I wonder how we could improve decorator for methods. We must meet the following constraints:

• to add specific properties to the whole function, currently in typing only decorators are used, so it should be decorator,
• we should not introduce runtime change,
• we cannot bind function to the real name (no way of declaring a type for a method without adding the method to the class)
• we cannot express methods as Callable - unspecified and inconsistent behavior between type-checkers

So I was thinking : Is there any precedent in a native Python where we bind a function to another name? Actually, yes - property.setter. In a runtime, there is of course a descriptor mechanism used, but we can only take from this example how to write such decorator.
Next, we must bind to some irrelevant name - for this purpose, it may be used any name, but I propose to use a _ character - it is frequently used to mark an irrelevant name.
Finally, we must still define a method name for type-checker - we may use here a property setter example - let’s define the method name as an attribute access on the decorator:

class ClassWithOptionalMethods:
    @not_required.function_name
    def _(self, a: int, /, b: str, *, c: str) -> int: ...

    @not_required.another_function
    def _(self) -> None: ...

(alternatively, maybe use a factory decorator with a string argument @not_required('function_name')?)

This solution allows us to define function:

• with parameter kinds (positional/keyword) and type annotations,
• function_name is not bound (although there may be leftover as function _),
• no runtime change required.

The only incompatibility I see here is when somebody already has a method named _ and the method is meaningful. But as a workaround, the already present method may be defined as the last one (some type-checkers (pyright) may report error if a method is defined twice, but it turns out that _ in current implementation is an exception to this rule!)

I am also afraid that

When you add a new NotRequired attribute to Proto class, you also need to search all classes that are used in place of Proto argument to add this declaration. It is not scalable and probably will be introducing many unnecessary errors (runtime will not care about new, not required attributes, but type checker will raise an error).

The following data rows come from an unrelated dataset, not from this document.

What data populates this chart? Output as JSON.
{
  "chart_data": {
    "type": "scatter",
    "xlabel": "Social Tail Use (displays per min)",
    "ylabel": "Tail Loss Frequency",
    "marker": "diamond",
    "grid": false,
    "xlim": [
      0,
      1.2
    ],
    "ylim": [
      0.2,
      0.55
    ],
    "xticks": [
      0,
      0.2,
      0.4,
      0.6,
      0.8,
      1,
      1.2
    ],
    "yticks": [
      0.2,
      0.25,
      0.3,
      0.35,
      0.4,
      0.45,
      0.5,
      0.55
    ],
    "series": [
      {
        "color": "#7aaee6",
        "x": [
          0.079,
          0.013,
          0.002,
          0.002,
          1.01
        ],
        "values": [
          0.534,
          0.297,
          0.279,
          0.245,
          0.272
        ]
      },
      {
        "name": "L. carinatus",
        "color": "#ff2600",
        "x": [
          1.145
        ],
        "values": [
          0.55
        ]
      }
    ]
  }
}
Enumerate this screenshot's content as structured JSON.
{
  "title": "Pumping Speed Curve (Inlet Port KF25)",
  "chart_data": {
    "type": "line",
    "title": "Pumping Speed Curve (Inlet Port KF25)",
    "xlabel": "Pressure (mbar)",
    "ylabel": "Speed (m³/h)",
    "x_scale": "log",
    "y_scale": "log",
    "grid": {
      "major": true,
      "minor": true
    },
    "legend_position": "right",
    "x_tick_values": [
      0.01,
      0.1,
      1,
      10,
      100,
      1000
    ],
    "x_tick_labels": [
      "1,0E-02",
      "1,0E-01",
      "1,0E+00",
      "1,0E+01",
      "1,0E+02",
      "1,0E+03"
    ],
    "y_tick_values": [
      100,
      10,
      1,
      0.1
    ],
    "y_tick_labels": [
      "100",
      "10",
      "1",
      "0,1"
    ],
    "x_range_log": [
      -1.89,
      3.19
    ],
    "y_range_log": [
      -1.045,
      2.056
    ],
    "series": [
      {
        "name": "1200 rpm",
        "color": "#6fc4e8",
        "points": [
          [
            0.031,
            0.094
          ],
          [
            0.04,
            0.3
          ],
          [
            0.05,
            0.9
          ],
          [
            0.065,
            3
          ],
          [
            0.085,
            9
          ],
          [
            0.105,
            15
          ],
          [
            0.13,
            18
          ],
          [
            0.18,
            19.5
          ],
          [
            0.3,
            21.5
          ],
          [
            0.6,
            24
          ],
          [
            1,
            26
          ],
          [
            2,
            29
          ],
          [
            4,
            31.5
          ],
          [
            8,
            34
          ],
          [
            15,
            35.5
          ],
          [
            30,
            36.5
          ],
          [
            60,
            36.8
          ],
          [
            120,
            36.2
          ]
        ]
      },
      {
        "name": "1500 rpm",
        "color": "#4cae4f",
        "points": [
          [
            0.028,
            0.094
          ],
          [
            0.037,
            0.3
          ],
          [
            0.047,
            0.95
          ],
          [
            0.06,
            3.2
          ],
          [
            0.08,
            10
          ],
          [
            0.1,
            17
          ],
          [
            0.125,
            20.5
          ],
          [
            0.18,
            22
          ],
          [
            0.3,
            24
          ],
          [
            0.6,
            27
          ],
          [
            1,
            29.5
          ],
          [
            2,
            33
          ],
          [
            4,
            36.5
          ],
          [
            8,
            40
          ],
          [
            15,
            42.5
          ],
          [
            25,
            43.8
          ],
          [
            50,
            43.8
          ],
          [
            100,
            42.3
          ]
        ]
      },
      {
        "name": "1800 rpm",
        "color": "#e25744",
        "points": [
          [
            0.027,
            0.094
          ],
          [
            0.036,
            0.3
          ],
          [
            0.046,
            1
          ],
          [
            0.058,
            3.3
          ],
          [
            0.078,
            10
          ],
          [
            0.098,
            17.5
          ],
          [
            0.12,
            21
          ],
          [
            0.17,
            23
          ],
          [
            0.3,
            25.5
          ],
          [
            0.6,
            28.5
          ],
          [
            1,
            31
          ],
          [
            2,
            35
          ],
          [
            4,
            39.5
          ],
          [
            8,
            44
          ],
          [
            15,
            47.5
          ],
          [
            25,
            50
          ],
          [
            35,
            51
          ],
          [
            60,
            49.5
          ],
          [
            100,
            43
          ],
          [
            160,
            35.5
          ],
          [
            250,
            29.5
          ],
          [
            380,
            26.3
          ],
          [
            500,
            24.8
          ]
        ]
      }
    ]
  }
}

I tried to come up with something smart here, but every time I ended up with the same solution as Danny proposed

This might be pretty tricky to implement in a typechecker, but if it’s optional behavior and the default just leaves accesses unsafe that could be OK?

Yeah, I guess the problem is most classes aren’t final. If we were like Kotlin and classes were final by default then this change wouldn’t have as much friction.